Robust Kernel Density Estimation by Scaling and Projection in Hilbert Space
This work addresses the issue of sample contamination in datasets for researchers and practitioners using kernel density estimation, though it is incremental as it builds on existing KDE methods.
The paper tackles the problem of robust nonparametric density estimation by introducing a scaled and projected kernel density estimator (SPKDE) that addresses sample contamination, demonstrating through numerical experiments and consistency results that it asymptotically recovers the uncontaminated density under certain conditions.

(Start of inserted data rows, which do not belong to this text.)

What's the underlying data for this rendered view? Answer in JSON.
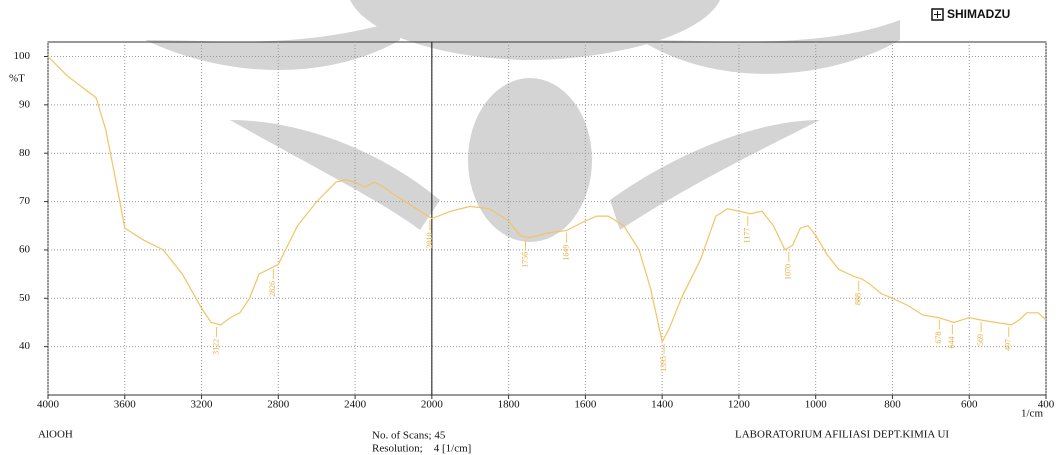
{
  "chart_data": {
    "type": "line",
    "brand": "SHIMADZU",
    "ylabel": "%T",
    "xlabel": "1/cm",
    "sample": "AlOOH",
    "scans_label": "No. of Scans; 45",
    "resolution_label": "Resolution;    4 [1/cm]",
    "lab_label": "LABORATORIUM AFILIASI DEPT.KIMIA UI",
    "color": "#f4c363",
    "grid": true,
    "xbreak": 2000,
    "xlim": [
      4000,
      400
    ],
    "xticks": [
      4000,
      3600,
      3200,
      2800,
      2400,
      2000,
      1800,
      1600,
      1400,
      1200,
      1000,
      800,
      600,
      400
    ],
    "ylim": [
      30,
      103
    ],
    "yticks": [
      40,
      50,
      60,
      70,
      80,
      90,
      100
    ],
    "x": [
      4000,
      3900,
      3800,
      3750,
      3700,
      3650,
      3600,
      3500,
      3400,
      3300,
      3200,
      3150,
      3100,
      3050,
      3000,
      2950,
      2900,
      2850,
      2800,
      2750,
      2700,
      2600,
      2500,
      2450,
      2400,
      2350,
      2300,
      2250,
      2200,
      2100,
      2000,
      1950,
      1900,
      1850,
      1800,
      1770,
      1750,
      1720,
      1700,
      1650,
      1600,
      1570,
      1540,
      1500,
      1460,
      1430,
      1400,
      1380,
      1350,
      1300,
      1260,
      1230,
      1200,
      1170,
      1140,
      1110,
      1080,
      1060,
      1040,
      1020,
      1000,
      970,
      940,
      900,
      880,
      860,
      830,
      800,
      760,
      720,
      680,
      640,
      600,
      570,
      530,
      490,
      470,
      450,
      420,
      400
    ],
    "values": [
      100,
      96,
      93,
      91.5,
      85,
      75,
      64.5,
      62,
      60,
      55,
      48,
      45,
      44.5,
      46,
      47,
      50,
      55,
      56,
      57,
      61,
      65,
      70,
      74,
      74.5,
      74,
      73,
      74,
      73,
      71.5,
      69,
      66.5,
      68,
      69,
      68.5,
      66,
      63,
      62.5,
      63,
      63.5,
      64,
      66,
      67,
      67,
      65,
      60,
      52,
      41,
      44,
      50,
      58,
      67,
      68.5,
      68,
      67.5,
      68,
      65,
      60,
      61,
      64.5,
      65,
      63,
      59,
      56,
      54.5,
      54,
      53,
      51,
      50,
      48.5,
      46.5,
      46,
      45,
      46,
      45.5,
      45,
      44.5,
      45.5,
      47,
      47,
      45.5
    ],
    "peaks": [
      {
        "x": 3122,
        "y": 44.5
      },
      {
        "x": 2826,
        "y": 56.5
      },
      {
        "x": 2010,
        "y": 66.5
      },
      {
        "x": 1756,
        "y": 62.5
      },
      {
        "x": 1649,
        "y": 64
      },
      {
        "x": 1395,
        "y": 41
      },
      {
        "x": 1177,
        "y": 67.5
      },
      {
        "x": 1070,
        "y": 60
      },
      {
        "x": 888,
        "y": 54
      },
      {
        "x": 678,
        "y": 46
      },
      {
        "x": 644,
        "y": 45
      },
      {
        "x": 569,
        "y": 45.5
      },
      {
        "x": 497,
        "y": 44.5
      }
    ]
  }
}
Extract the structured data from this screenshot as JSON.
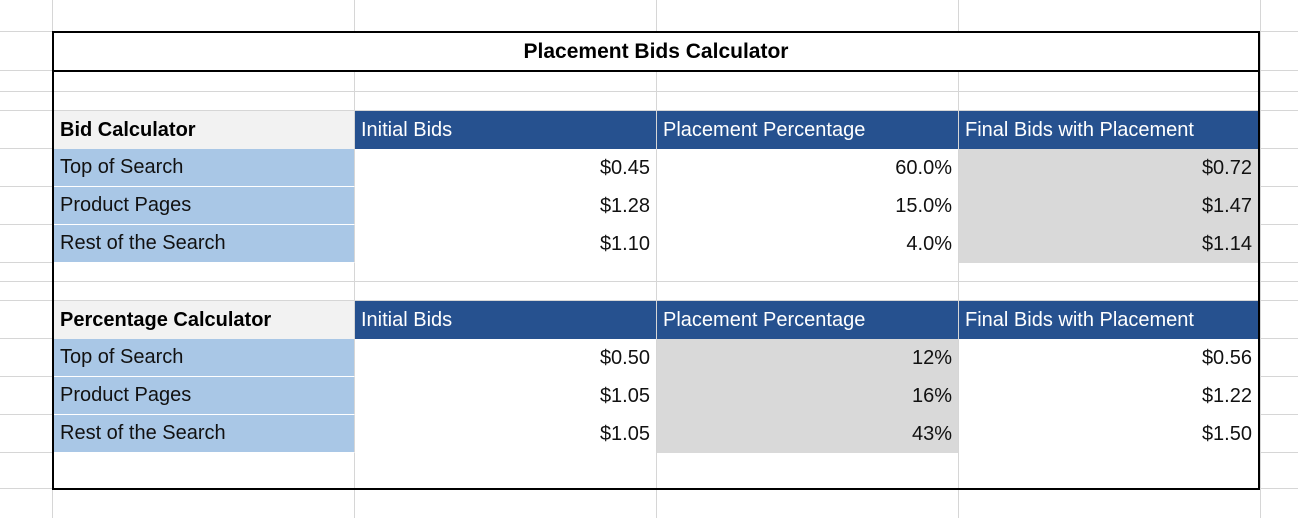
{
  "title": "Placement Bids Calculator",
  "colors": {
    "header_bg": "#26518f",
    "label_bg": "#a9c7e6",
    "computed_bg": "#d9d9d9",
    "section_bg": "#f2f2f2"
  },
  "bid_calculator": {
    "section_label": "Bid Calculator",
    "headers": [
      "Initial Bids",
      "Placement Percentage",
      "Final Bids with Placement"
    ],
    "rows": [
      {
        "label": "Top of Search",
        "initial": "$0.45",
        "percentage": "60.0%",
        "final": "$0.72"
      },
      {
        "label": "Product Pages",
        "initial": "$1.28",
        "percentage": "15.0%",
        "final": "$1.47"
      },
      {
        "label": "Rest of the Search",
        "initial": "$1.10",
        "percentage": "4.0%",
        "final": "$1.14"
      }
    ]
  },
  "percentage_calculator": {
    "section_label": "Percentage Calculator",
    "headers": [
      "Initial Bids",
      "Placement Percentage",
      "Final Bids with Placement"
    ],
    "rows": [
      {
        "label": "Top of Search",
        "initial": "$0.50",
        "percentage": "12%",
        "final": "$0.56"
      },
      {
        "label": "Product Pages",
        "initial": "$1.05",
        "percentage": "16%",
        "final": "$1.22"
      },
      {
        "label": "Rest of the Search",
        "initial": "$1.05",
        "percentage": "43%",
        "final": "$1.50"
      }
    ]
  }
}
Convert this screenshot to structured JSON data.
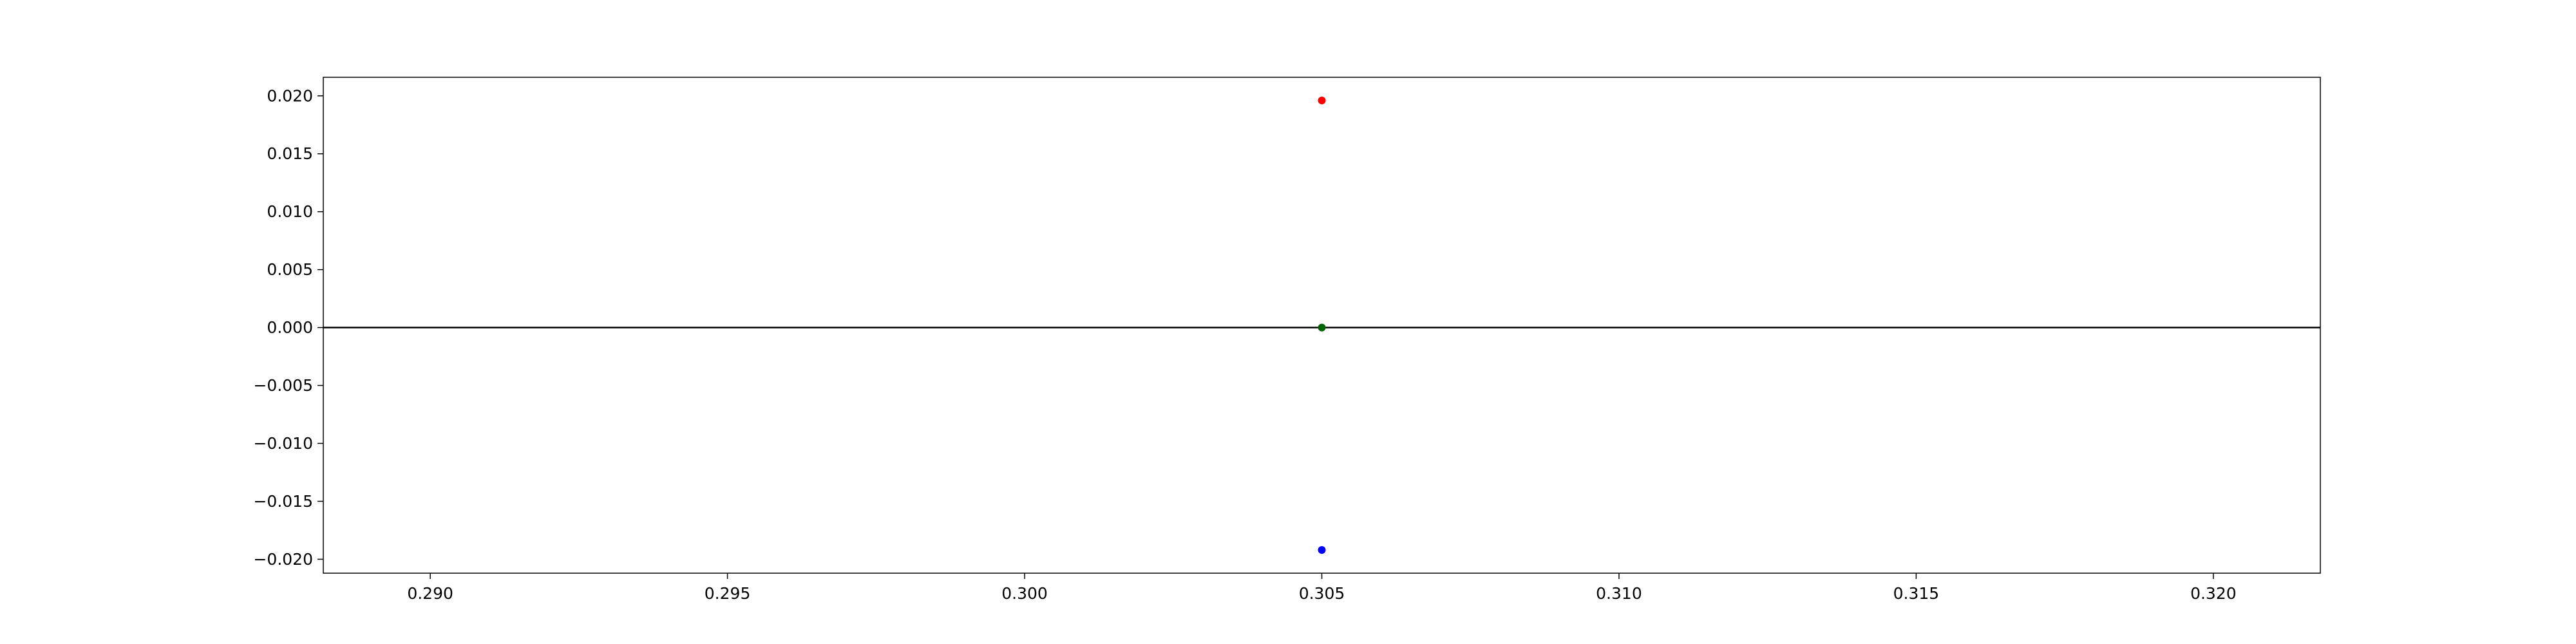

While robust parameter estimation has been well studied in parametric density estimation, there has been little investigation into robust density estimation in the nonparametric setting. We present a robust version of the popular kernel density estimator (KDE). As with other estimators, a robust version of the KDE is useful since sample contamination is a common issue with datasets. What "robustness" means for a nonparametric density estimate is not straightforward and is a topic we explore in this paper. To construct a robust KDE we scale the traditional KDE and project it to its nearest weighted KDE in the $L^2$ norm. This yields a scaled and projected KDE (SPKDE). Because the squared $L^2$ norm penalizes point-wise errors superlinearly this causes the weighted KDE to allocate more weight to high density regions. We demonstrate the robustness of the SPKDE with numerical experiments and a consistency result which shows that asymptotically the SPKDE recovers the uncontaminated density under sufficient conditions on the contamination.